Will the police find Yonas? Will Rahil be released from prison and reunited with her son? What kind of sentence will Zain get for his knife attack on his dead sister’s husband.
CAPERNAUM is a sobering, moving story that depicts the hardship of maltreatment, loss and poor life choices while trying to find a better life. CAPERNAUM features flawless performances by all the actors as well as an ethereal musical score that flows seamlessly with the on-screen action. The flashbacks hurt the movie’s flow but are otherwise done well. So, they shouldn’t deter viewers totally from connecting to the story and characters.
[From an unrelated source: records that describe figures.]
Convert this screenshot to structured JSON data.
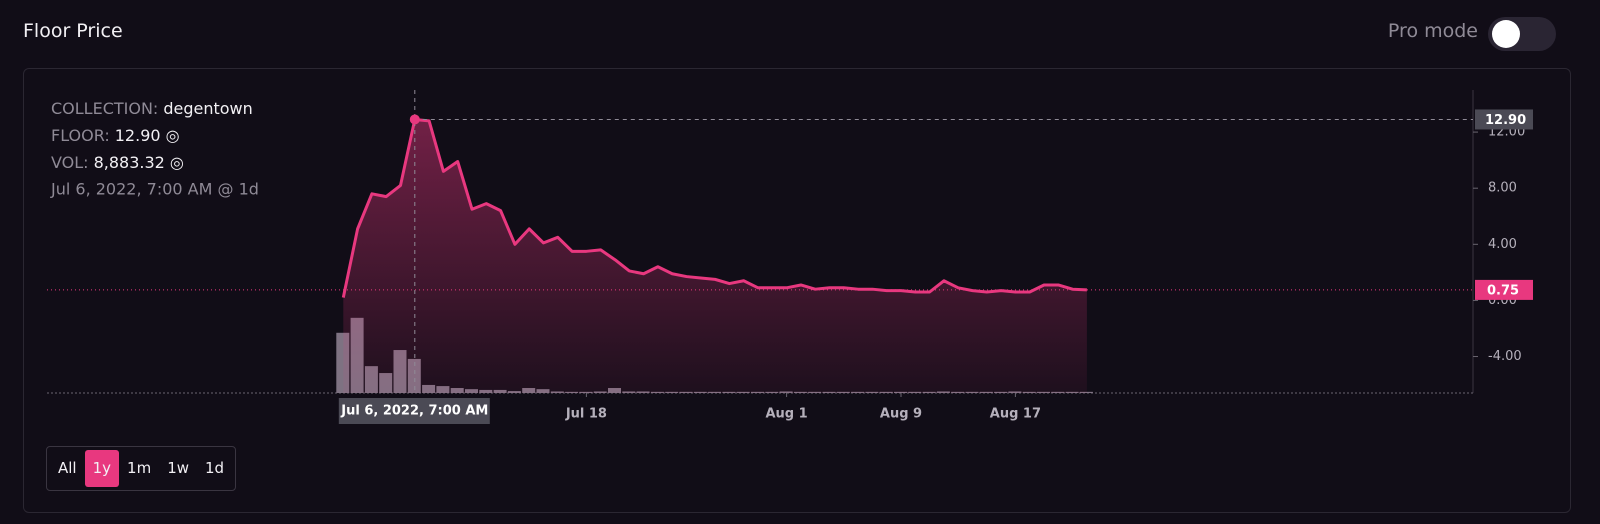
{
  "header": {
    "title": "Floor Price",
    "pro_mode_label": "Pro mode"
  },
  "info": {
    "collection_label": "COLLECTION:",
    "collection": "degentown",
    "floor_label": "FLOOR:",
    "floor": "12.90 ◎",
    "vol_label": "VOL:",
    "vol": "8,883.32 ◎",
    "time": "Jul 6, 2022, 7:00 AM @ 1d"
  },
  "range_buttons": [
    "All",
    "1y",
    "1m",
    "1w",
    "1d"
  ],
  "active_range": "1y",
  "chart_data": {
    "type": "line",
    "x": [
      "2022-07-01",
      "2022-07-02",
      "2022-07-03",
      "2022-07-04",
      "2022-07-05",
      "2022-07-06",
      "2022-07-07",
      "2022-07-08",
      "2022-07-09",
      "2022-07-10",
      "2022-07-11",
      "2022-07-12",
      "2022-07-13",
      "2022-07-14",
      "2022-07-15",
      "2022-07-16",
      "2022-07-17",
      "2022-07-18",
      "2022-07-19",
      "2022-07-20",
      "2022-07-21",
      "2022-07-22",
      "2022-07-23",
      "2022-07-24",
      "2022-07-25",
      "2022-07-26",
      "2022-07-27",
      "2022-07-28",
      "2022-07-29",
      "2022-07-30",
      "2022-07-31",
      "2022-08-01",
      "2022-08-02",
      "2022-08-03",
      "2022-08-04",
      "2022-08-05",
      "2022-08-06",
      "2022-08-07",
      "2022-08-08",
      "2022-08-09",
      "2022-08-10",
      "2022-08-11",
      "2022-08-12",
      "2022-08-13",
      "2022-08-14",
      "2022-08-15",
      "2022-08-16",
      "2022-08-17",
      "2022-08-18",
      "2022-08-19",
      "2022-08-20",
      "2022-08-21",
      "2022-08-22"
    ],
    "series": [
      {
        "color": "#e8387f",
        "values": [
          0.2,
          5.1,
          7.6,
          7.4,
          8.2,
          12.9,
          12.8,
          9.2,
          9.9,
          6.5,
          6.9,
          6.4,
          4.0,
          5.1,
          4.1,
          4.5,
          3.5,
          3.5,
          3.6,
          2.9,
          2.1,
          1.9,
          2.4,
          1.9,
          1.7,
          1.6,
          1.5,
          1.2,
          1.4,
          0.9,
          0.9,
          0.9,
          1.1,
          0.8,
          0.9,
          0.9,
          0.8,
          0.8,
          0.7,
          0.7,
          0.6,
          0.6,
          1.4,
          0.9,
          0.7,
          0.6,
          0.7,
          0.6,
          0.6,
          1.1,
          1.1,
          0.8,
          0.75
        ]
      },
      {
        "type": "bar",
        "axis": "y2",
        "color": "#8b7d8e",
        "values": [
          15700,
          19600,
          7000,
          5200,
          11200,
          8883.32,
          2100,
          1800,
          1300,
          1000,
          800,
          800,
          500,
          1300,
          1000,
          400,
          300,
          300,
          400,
          1300,
          400,
          400,
          300,
          300,
          300,
          300,
          300,
          300,
          300,
          300,
          300,
          400,
          300,
          300,
          300,
          300,
          300,
          300,
          300,
          300,
          300,
          300,
          400,
          300,
          300,
          300,
          300,
          400,
          300,
          300,
          300,
          300,
          300
        ]
      }
    ],
    "xlim": [
      "2022-06-10",
      "2022-09-18"
    ],
    "xticks": [
      {
        "value": "2022-07-18",
        "label": "Jul 18"
      },
      {
        "value": "2022-08-01",
        "label": "Aug 1"
      },
      {
        "value": "2022-08-09",
        "label": "Aug 9"
      },
      {
        "value": "2022-08-17",
        "label": "Aug 17"
      }
    ],
    "ylim": [
      -6.6,
      15
    ],
    "yticks": [
      {
        "value": -4,
        "label": "-4.00"
      },
      {
        "value": 0,
        "label": "0.00"
      },
      {
        "value": 4,
        "label": "4.00"
      },
      {
        "value": 8,
        "label": "8.00"
      },
      {
        "value": 12,
        "label": "12.00"
      }
    ],
    "y2lim": [
      0,
      79000
    ],
    "crosshair_label": "12.90",
    "crosshair_time": "Jul 6, 2022, 7:00 AM",
    "last_price_label": "0.75"
  }
}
CAPERNAUM has a light Christian, redemptive worldview with some moral, biblical elements. In addition to the movie’s reference to Jesus and Matthew 11, Zain expects his parents to love, care and provide for him and his siblings, although they clearly fall far short of that standard. Also, despite the story’s tough, tragic elements, CAPERNAUM ends on a hopeful note.
That said, many characters in Capernaum display evil intentions and treat others with disrespect. Other characters also make poor decisions, such as when the Ethiopian mother decides to prostitute herself, or when Zain decides to sell drugs like his parents and attack his dead sister’s pedophile husband. In one scene, Coptic Christians are shown visiting prisoners in the jail, but in another scene some prisoners perform an Islamic call to prayer. Finally, in addition to the movie’s drug references, CAPERNAUM contains heavy foul language, brief nudity and, of course, dysfunctional parents who make their children help then make drugs and make their young daughter become a man’s child bride. MOVIEGUIDE® advises extreme caution for CAPERNAUM.
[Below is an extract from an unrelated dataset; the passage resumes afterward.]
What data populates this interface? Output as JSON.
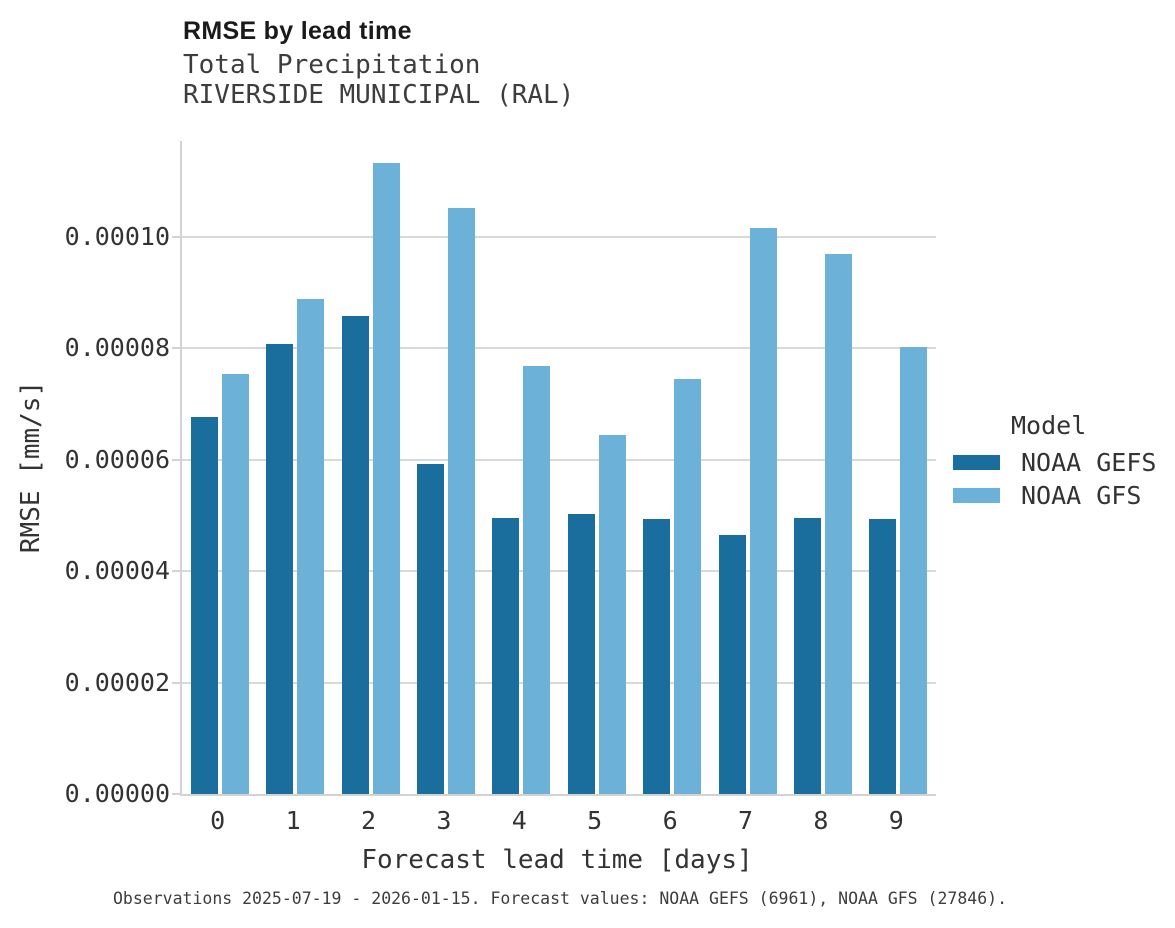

“Then Jesus began to denounce the towns in which most of his miracles had been performed, because they did not repent. . . . ‘And you, Capernaum, will you be lifted to the heavens? No, you will go down to Hades. For if the miracles that were performed in you had been performed in Sodom, it would have remained to this day. But I tell you that it will be more bearable for Sodom on the day of judgment than for you.’”
– Matthew 11:20, 23-24.
CAPERNAUM is a sobering, moving drama from Lebanon about the hardship of parental neglect and loss in the life of a 12-year-old poverty-stricken boy named Zain. His parents make and sell drugs to make ends meet and let his younger sister marry an adult man when the sister undergoes puberty. After running away from home to pursue a better life, Zain meets an illegal Ethiopian immigrant named Rahil who’s caring for her toddler son. Following a series of complicated events, Zain gets arrested and decides to sue his parents for neglect.
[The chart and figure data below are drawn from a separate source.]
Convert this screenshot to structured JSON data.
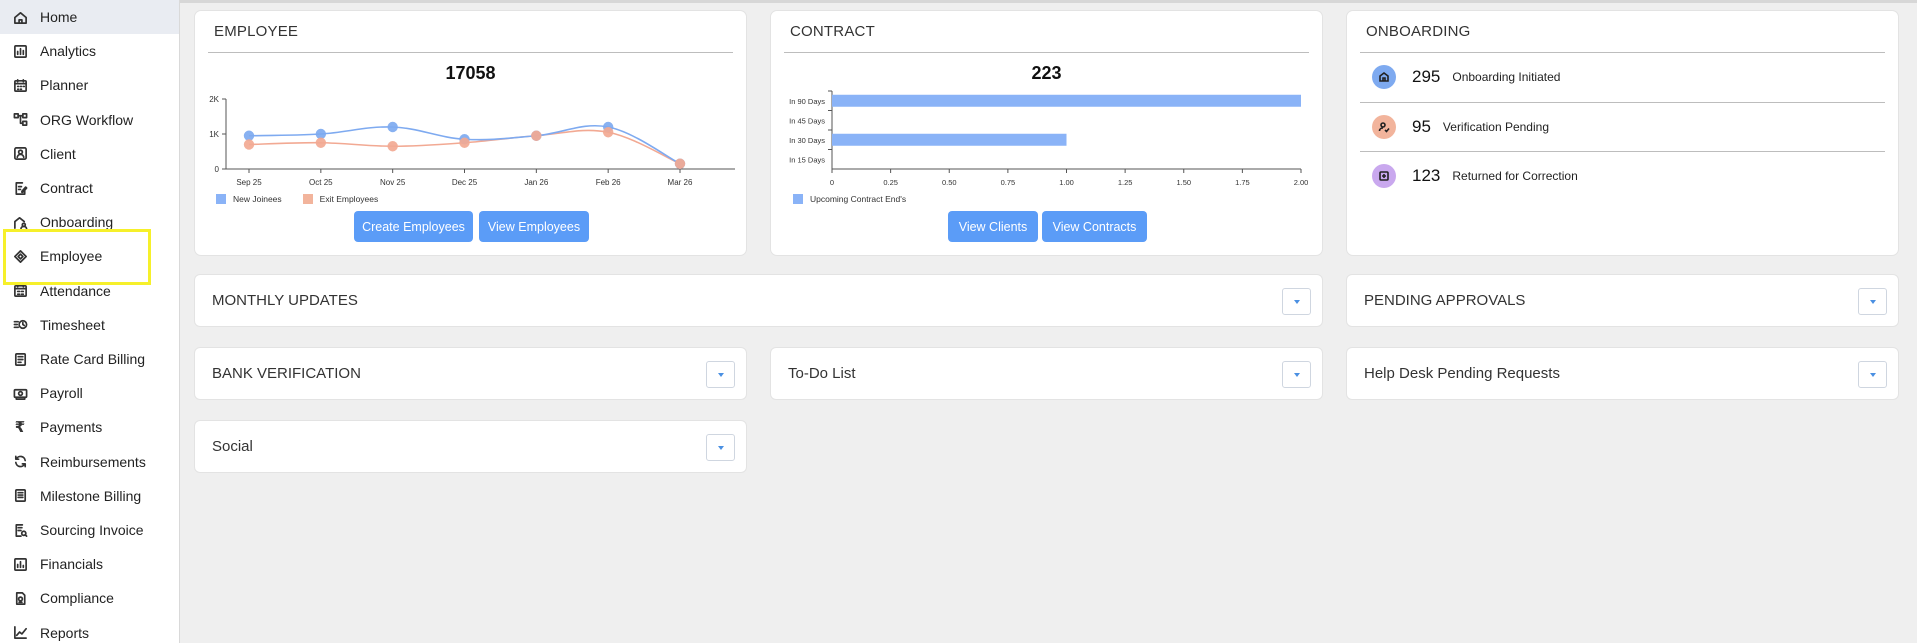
{
  "sidebar": {
    "items": [
      {
        "label": "Home",
        "icon": "home-icon"
      },
      {
        "label": "Analytics",
        "icon": "analytics-icon"
      },
      {
        "label": "Planner",
        "icon": "calendar-icon"
      },
      {
        "label": "ORG Workflow",
        "icon": "workflow-icon"
      },
      {
        "label": "Client",
        "icon": "client-icon"
      },
      {
        "label": "Contract",
        "icon": "contract-icon"
      },
      {
        "label": "Onboarding",
        "icon": "onboarding-icon"
      },
      {
        "label": "Employee",
        "icon": "employee-icon"
      },
      {
        "label": "Attendance",
        "icon": "attendance-icon"
      },
      {
        "label": "Timesheet",
        "icon": "timesheet-icon"
      },
      {
        "label": "Rate Card Billing",
        "icon": "billing-icon"
      },
      {
        "label": "Payroll",
        "icon": "payroll-icon"
      },
      {
        "label": "Payments",
        "icon": "rupee-icon"
      },
      {
        "label": "Reimbursements",
        "icon": "reimbursement-icon"
      },
      {
        "label": "Milestone Billing",
        "icon": "milestone-icon"
      },
      {
        "label": "Sourcing Invoice",
        "icon": "invoice-icon"
      },
      {
        "label": "Financials",
        "icon": "financials-icon"
      },
      {
        "label": "Compliance",
        "icon": "compliance-icon"
      },
      {
        "label": "Reports",
        "icon": "reports-icon"
      }
    ]
  },
  "employee_card": {
    "title": "EMPLOYEE",
    "total": "17058",
    "create_label": "Create Employees",
    "view_label": "View Employees",
    "legend": [
      "New Joinees",
      "Exit Employees"
    ],
    "y_ticks": [
      "2K",
      "1K",
      "0"
    ]
  },
  "contract_card": {
    "title": "CONTRACT",
    "total": "223",
    "clients_label": "View Clients",
    "contracts_label": "View Contracts",
    "legend": "Upcoming Contract End's"
  },
  "onboarding_card": {
    "title": "ONBOARDING",
    "rows": [
      {
        "count": "295",
        "label": "Onboarding Initiated",
        "color": "#7eaaf0"
      },
      {
        "count": "95",
        "label": "Verification Pending",
        "color": "#f2b49c"
      },
      {
        "count": "123",
        "label": "Returned for Correction",
        "color": "#c9a8ee"
      }
    ]
  },
  "panels": {
    "monthly_updates": "MONTHLY UPDATES",
    "pending_approvals": "PENDING APPROVALS",
    "bank_verification": "BANK VERIFICATION",
    "todo": "To-Do List",
    "helpdesk": "Help Desk Pending Requests",
    "social": "Social"
  },
  "chart_data": [
    {
      "type": "line",
      "title": "",
      "categories": [
        "Sep 25",
        "Oct 25",
        "Nov 25",
        "Dec 25",
        "Jan 26",
        "Feb 26",
        "Mar 26"
      ],
      "series": [
        {
          "name": "New Joinees",
          "values": [
            950,
            1000,
            1200,
            850,
            950,
            1200,
            150
          ],
          "color": "#7eaaf0"
        },
        {
          "name": "Exit Employees",
          "values": [
            700,
            750,
            650,
            750,
            950,
            1050,
            150
          ],
          "color": "#f2a993"
        }
      ],
      "ylim": [
        0,
        2000
      ],
      "y_tick_values": [
        0,
        1000,
        2000
      ]
    },
    {
      "type": "bar",
      "orientation": "horizontal",
      "title": "",
      "categories": [
        "In 90 Days",
        "In 45 Days",
        "In 30 Days",
        "In 15 Days"
      ],
      "series": [
        {
          "name": "Upcoming Contract End's",
          "values": [
            2,
            0,
            1,
            0
          ],
          "color": "#8ab3f7"
        }
      ],
      "xlim": [
        0,
        2
      ],
      "x_ticks": [
        "0",
        "0.25",
        "0.50",
        "0.75",
        "1.00",
        "1.25",
        "1.50",
        "1.75",
        "2.00"
      ]
    }
  ]
}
CAPERNAUM features flawless performances as well as an ethereal musical score that flows seamlessly with the on-screen action. Too many flashbacks interrupt the story’s narrative flow too much, but the story is still engrossing and moving. CAPERNAUM features some Christian, biblical elements and a happy ending. However, CAPERNAUM contains heavy foul language, brief nudity and other immoral behavior requiring extreme caution, including dysfunctional family relationships and selling drugs. The movie’s title is a reference to Jesus condemning the city of Capernaum in Matthew 11. MOVIEGUIDE® advises extreme caution for CAPERNAUM.